William Rice looked across the podium into the sea of faces. They looked so young. And bored. “When did kids become perpetually bored?” he wondered to himself.
“Ladies and gentleman,” he called out. The classroom quieted a little. He spoke again, louder this time. “Ladies and gentleman, shall we begin?” The students slowly stopped talking and found their seats.
William continued “Thank you. Now today we’re going to cover…” He paused trying to remember what he was supposed to be teaching that day. He peered down at his notes. They were a blur in front of him. He blinked several times and then realized that he wasn’t wearing his glasses. William turned around to fumble through his briefcase. The students began murmuring. “Just a minute. I can’t find my damn glasses. I know they’re in here,” he muttered, almost to himself, as he shuffled through papers, used Kleenex and the other debris that filled his briefcase. As the conversations grew louder, he became more addled. He knew that even if he found his glasses, he still would have a hard time deciphering his notes. They were written so long ago that he could scarcely remember what he had been trying to say. He gave up his search and turned back to the class. “Complete all of the problems on page 100,” he barked.
A slight girl halfway back in the class tentatively put her hand in the air, “Professor Rice?” He sighed inwardly. She was one of those girls that always spoke in a question. That trait has always irritated him. “I think that we’ve all ready completed page 100? Just last week?”
“Do them again. It’s not like any of you did them perfectly the first time.”
He sat down as his desk and continued to halfheartedly look for his glasses. His hand fell on a piece of lavender paper. He didn’t need his glasses to know it was a letter from his daughter. Only his daughter wrote on lavender paper. He couldn’t remember which one of his wunderkind grandchildren she was bragging about in this particular note. He could barely even remember their names. Nancy was the one who kept track of all that family stuff and since she died… His thoughts were interrupted when a muscular young man approached the desk.
“I have a question about problem twelve, Professor Rice.”
William nodded and squinted at the book. He swore the print in the textbooks got smaller every year. When he couldn’t make out the problem he said, “Tell me what you think.”

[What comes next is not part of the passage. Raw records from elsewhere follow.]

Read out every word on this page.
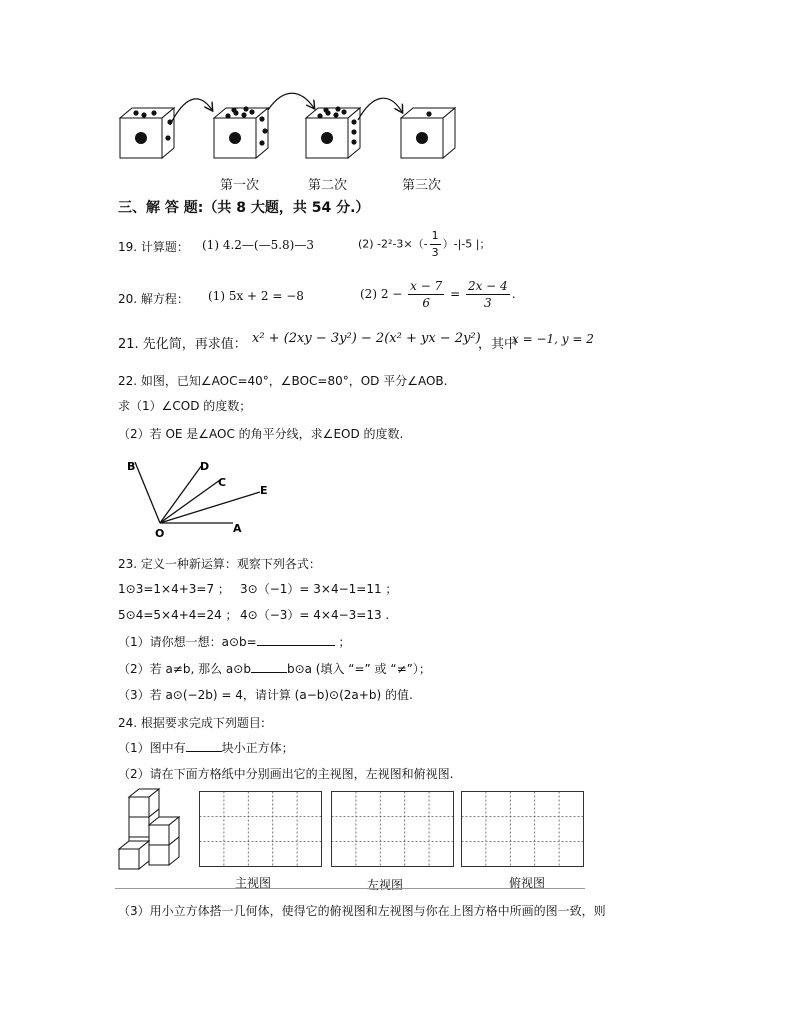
第一次	第二次	第三次
三、解 答 题:（共 8 大题，共 54 分.）
19. 计算题： (1) 4.2—(—5.8)—3	(2) $-2^2-3\times(- \frac{1}{3} )-|-5$ |；
20. 解方程： (1) 5x + 2 = −8	(2) $2 - \frac{x - 7}{6} = \frac{2x - 4}{3}$ .
21. 先化简，再求值： x² + (2xy − 3y²) − 2(x² + yx − 2y²)
，其中
x = −1, y = 2
22. 如图，已知∠AOC=40°，∠BOC=80°，OD 平分∠AOB.
求（1）∠COD 的度数；
（2）若 OE 是∠AOC 的角平分线，求∠EOD 的度数.
B	D
C
E
O	A
23. 定义一种新运算：观察下列各式：
1⊙3=1×4+3=7 ； 3⊙（−1）= 3×4−1=11 ；
5⊙4=5×4+4=24 ； 4⊙（−3）= 4×4−3=13 .
（1）请你想一想：a⊙b=	；
（2）若 a≠b, 那么 a⊙b	b⊙a (填入 “=” 或 “≠”）；
（3）若 a⊙(−2b) = 4，请计算 (a−b)⊙(2a+b) 的值.
24. 根据要求完成下列题目:
（1）图中有	块小正方体；
（2）请在下面方格纸中分别画出它的主视图，左视图和俯视图.
主视图	左视图	俯视图
（3）用小立方体搭一几何体，使得它的俯视图和左视图与你在上图方格中所画的图一致，则
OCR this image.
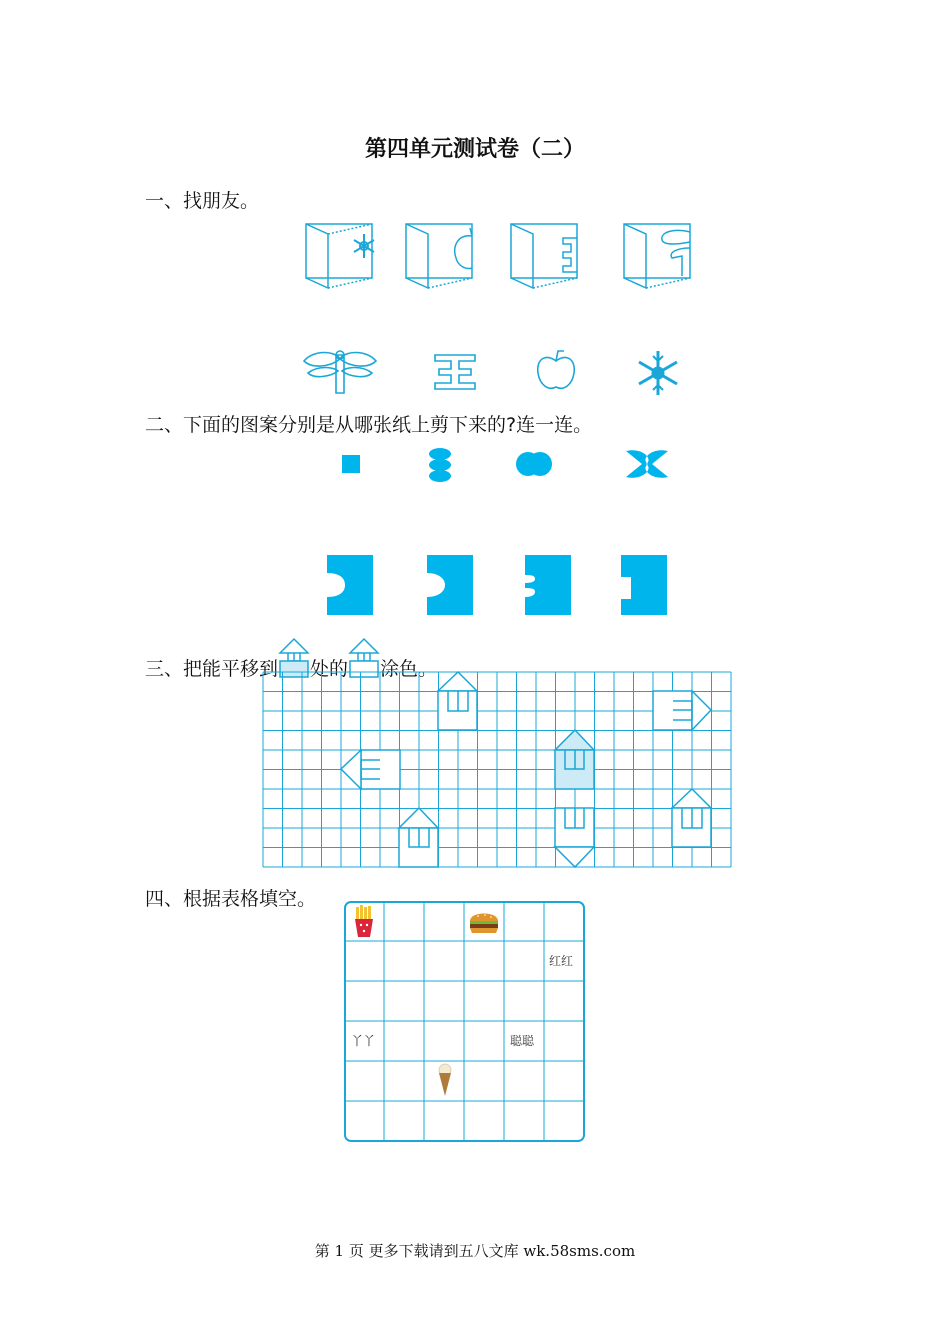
第四单元测试卷（二）
一、找朋友。
二、下面的图案分别是从哪张纸上剪下来的?连一连。
三、把能平移到 处的 涂色。
四、根据表格填空。
红红
丫丫	聪聪
第 1 页 更多下载请到五八文库 wk.58sms.com
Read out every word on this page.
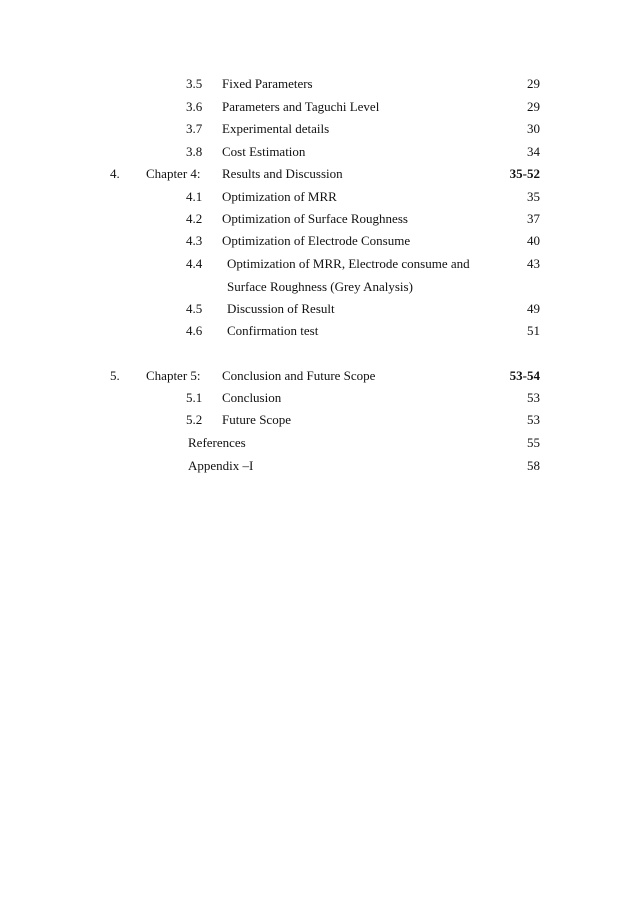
3.5 Fixed Parameters	29
3.6 Parameters and Taguchi Level	29
3.7 Experimental details	30
3.8 Cost Estimation	34
4. Chapter 4: Results and Discussion	35-52
4.1 Optimization of MRR	35
4.2 Optimization of Surface Roughness	37
4.3 Optimization of Electrode Consume	40
4.4 Optimization of MRR, Electrode consume and	43
Surface Roughness (Grey Analysis)
4.5 Discussion of Result	49
4.6 Confirmation test	51
5. Chapter 5: Conclusion and Future Scope	53-54
5.1 Conclusion	53
5.2 Future Scope	53
References	55
Appendix –I	58
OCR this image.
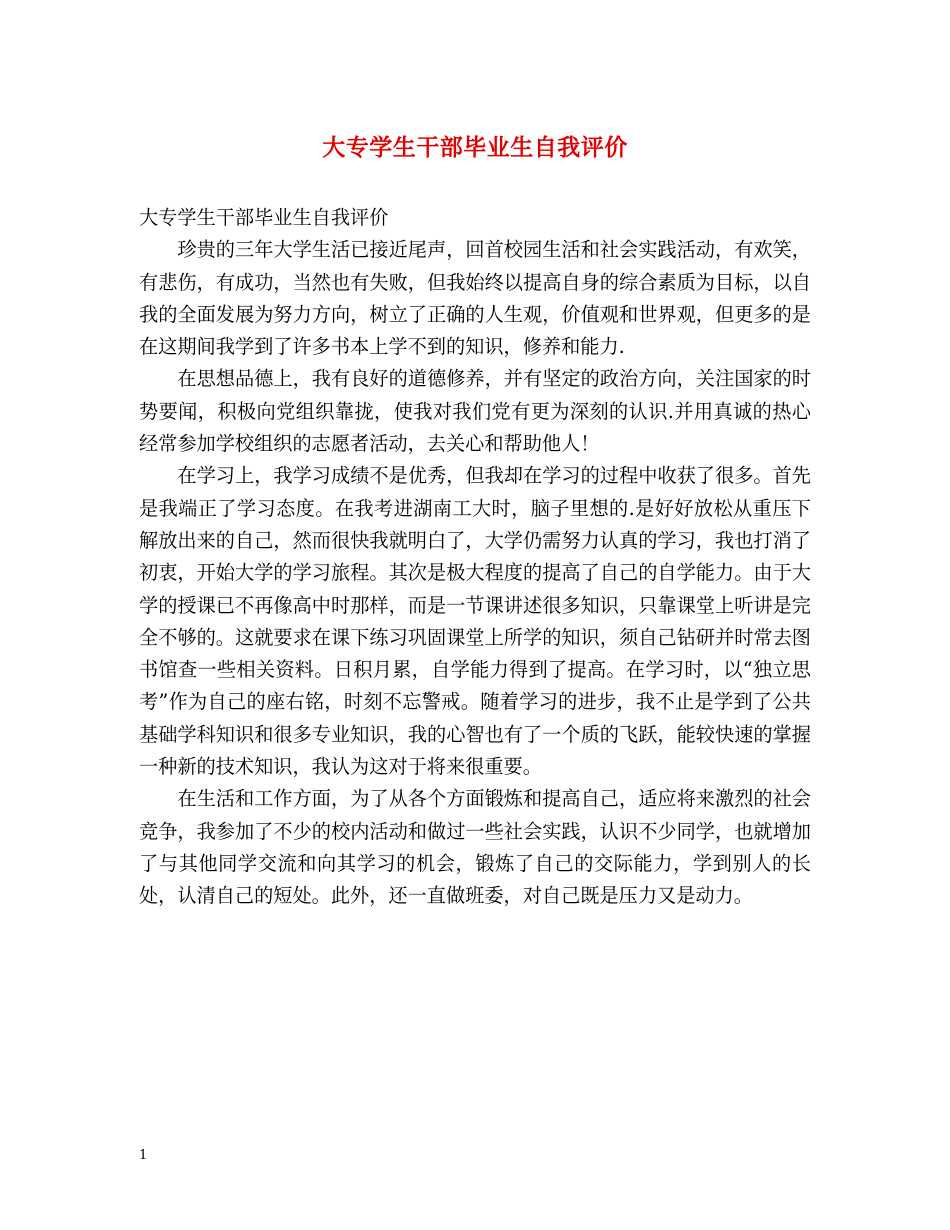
大专学生干部毕业生自我评价

大专学生干部毕业生自我评价

珍贵的三年大学生活已接近尾声，回首校园生活和社会实践活动，有欢笑，有悲伤，有成功，当然也有失败，但我始终以提高自身的综合素质为目标，以自我的全面发展为努力方向，树立了正确的人生观，价值观和世界观，但更多的是在这期间我学到了许多书本上学不到的知识，修养和能力.

在思想品德上，我有良好的道德修养，并有坚定的政治方向，关注国家的时势要闻，积极向党组织靠拢，使我对我们党有更为深刻的认识.并用真诚的热心经常参加学校组织的志愿者活动，去关心和帮助他人！

在学习上，我学习成绩不是优秀，但我却在学习的过程中收获了很多。首先是我端正了学习态度。在我考进湖南工大时，脑子里想的.是好好放松从重压下解放出来的自己，然而很快我就明白了，大学仍需努力认真的学习，我也打消了初衷，开始大学的学习旅程。其次是极大程度的提高了自己的自学能力。由于大学的授课已不再像高中时那样，而是一节课讲述很多知识，只靠课堂上听讲是完全不够的。这就要求在课下练习巩固课堂上所学的知识，须自己钻研并时常去图书馆查一些相关资料。日积月累，自学能力得到了提高。在学习时，以“独立思考”作为自己的座右铭，时刻不忘警戒。随着学习的进步，我不止是学到了公共基础学科知识和很多专业知识，我的心智也有了一个质的飞跃，能较快速的掌握一种新的技术知识，我认为这对于将来很重要。

在生活和工作方面，为了从各个方面锻炼和提高自己，适应将来激烈的社会竞争，我参加了不少的校内活动和做过一些社会实践，认识不少同学，也就增加了与其他同学交流和向其学习的机会，锻炼了自己的交际能力，学到别人的长处，认清自己的短处。此外，还一直做班委，对自己既是压力又是动力。

1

The boy cleared his throat. “Well, I know it has something to do with the derivative function of h(x).”
William pushed the book away and turned to the boy. “You’re a basketball player, right Mr…?”
“Woodrow. I play football.”
“Ah, yes. Football. Then you should be a natural at calculus. It’s just like football.” William continued, ignoring the boy’s puzzled look. “In football, the name of other team’s quarterback doesn’t matter, it just matters what he can do. Can he run fast? Does he have a great throwing arm? You have to figure that out in the first few plays so you can react. That’s just like calculus. It doesn’t matter if it’s called x or y, you just need to figure out what it can do so you know what to do.” The speech sounded like illogical nonsense, even to his own ears, but he sent the football player back to his seat anyway.
Two minutes before the end of class he reached into his jacket pocket for a lifesaver and found his glasses. He put them on, glanced at the clock and dismissed the class. As the students shuffled out, chatting noisily, he put his papers back in his briefcase and thought idly about creating new lesson plans. Then he remembered that it Wednesday and that meant Law and Order: SVU was on tv. “Tomorrow night,” he promised himself.
He waited until the halls had cleared before heading to his office, but it wasn’t quite long enough. He was just a few steps away from his office door when a colleague came bounding towards him.
“Good afternoon, Will!” The younger man’s messenger bag slipped of his shoulder as he leaned against the wall. He pulled the strap back up into place. “How were your classes today?”
William put his briefcase on the floor and dug his hands into his pants pockets, searching for his office keys. “Fine… just fine. And yours?”
“Great! The kids in my Abstract Algebra II class are brilliant! Absolutely brilliant! And my Euclidean and Non-Euclidean Geometries students? Oh my God, they are so on top of it! I’m even enjoying the Statistics class I got stuck with!”
The man’s enthusiasm and overuse of exclamations tired William. He located his keys and picked up his briefcase. “That’s wonderful, Tom. I’m glad to hear it. Now if you’ll excuse me…” He took a step toward his door.
“I was actually wondering if you had a moment, Will. I don’t know if you’ve heard, but I’m up for tenure. I know you’ve been tenured a long time and I was hoping to get some advice. You know, about what the committee might like to see? How I can impress them?”
Will paused. He had been tenured for over thirty years. He could barely remember what it was like to be a young professor truly passionate about teaching math, striving for tenure. He hadn’t loved anything since Nancy died. Nothing even interested him. He had been numb for four years. His kids had encouraged him to retire and move out West closer to them, but the idea of moving exhausted him. The idea of anything out of the ordinary at all exhausted him.
“Will?” his colleague leaned forward, concerned.
“I don’t know about the tenure committee, Tom but I do have some advice for you. When you’re my age and realize you just don’t care anymore? Be smart enough to get the fuck out.”